Собственно, что страшного? Что тяжелого и печального осталось в жизни, если саага больше – не будет?.. Подумаешь, какой-то зазнавшийся режиссер. Велика важность…
Гудки длились так долго, что она уже потянулась к рычагу, и в этот самый момент на том конце провода послышалось мрачное:
– Говорите!
Павла растерялась. Она, собственно, и позвонила затем, чтобы говорить – но не ждала такого грубого и настойчивого побуждения.
– Говорите, ну?..
– Добрый день, – пролепетала Павла нежным голоском, одновременно игривым и елейным. – Господин Кович?
– Ну, – с отвращением подтвердила трубка.
– Вас беспокоит студия художественных программ, четвертый канал… Мы готовим передачу о вашем тво…
– Имя режиссера.
– Что? – сбилась с речи Павла.
– Имя режиссера передачи, не ты же ее делаешь, да?
За дверью пронзительно завопил Митика. Павла заткнула свободное от трубки ухо.

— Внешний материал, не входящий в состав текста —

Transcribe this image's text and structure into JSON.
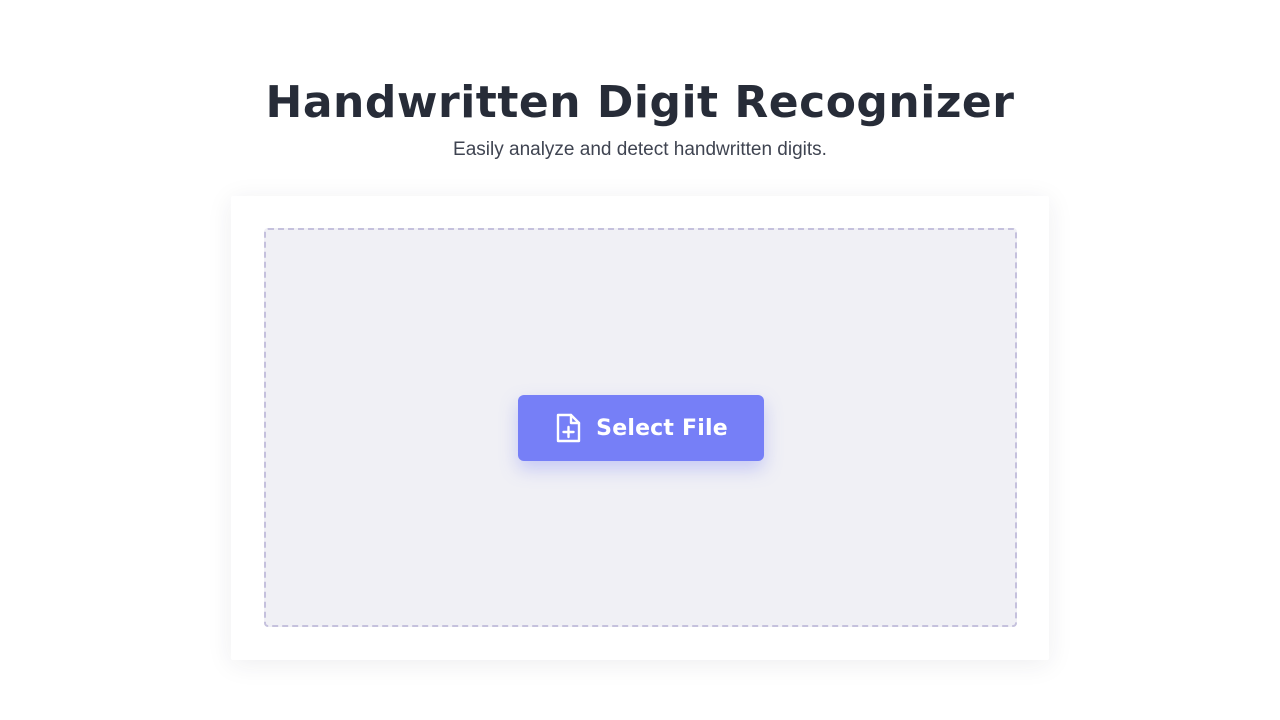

– А… режиссера? Господин Раздолбе… Господин Мырель, автор цикла о…
– Что, он сам не может позвонить?
– А… Я ассистент и хотела бы… кассеты…
– Потом, – сухо бросила трубка. – Я занят.
Короткие гудки.
«Найди хорошие слова… Работай. Хочешь сделать карьеру – учись…»
Павла вздохнула.
Похоже, ей никогда не сделать карьеру.
Сарна брела, низко опустив изящную голову, обратив раструбы ушей к земле.
Камень отзывается первым. Камень вздрагивает от шагов, и отзвуки их, глухие и звонкие, разносятся на много переходов кругом, и сарна знает, что минуту назад в кривом коридоре двумя ярусами выше жадный коричневый схруль задрал самку тхоля. Задрал, утолив жажду крови, и теперь не знает, что делать с костлявым растерзанным тельцем – и без того сыт…
Дыхание. Сарне казалось, что она слышит его со всех сторон – разными голосами дышал сырой ветер.
Ее манила вода, но путь к реке перегорожен был страхом. Она бродила в дальних, пустынных коридорах, ловила ушами вздохи и отзвуки, но – все яснее и четче – осознавала наползающую, сочащуюся из провалов беду.
Она поднялась ярусом выше. За три прохода обогнула пасущуюся пару сородичей-сарн, поднялась снова, осторожно обошла сытого схруля и снова напрягла раковины ушей, пытаясь вычленить из хора безопасных звуков ноту своего беспокойства – тщетно. Ничто не нарушало размеренной жизни Пещеры, а вместе с тем маленький зверь с проплешиной на груди все чаще и чаще вздрагивал, прислушивался и озирался.
Ее искали.
Ее искал напряженный взгляд, и огромные ноздри приплюснутого черного носа цедили ветерок Пещеры, по крупице вылавливая ее запах; сарна, почти лишенная нюха, интуитивно ощущала, как растекается ее дух по коридорам и ярусам, струйкой сбегает вниз и поднимается вверх, повисает над каменным полом, увязает во мхах…
Она брела, как потерянная. Ощущение неправильности, невозможности происходящего лишало ее сил.
Потом семейство маленьких тхолей, возившихся во влажном тупике, в ужасе ударилось в бегство; это случилось двумя ярусами ниже, там, где не так давно стояла и прислушивалась сарна с проплешиной – и откуда ее увело нарастающее предчувствие. Один из тхолей попался на чьи-то зубы и огласил пещеру предсмертным визгом – прочие его сородичи спаслись, забившись в норы.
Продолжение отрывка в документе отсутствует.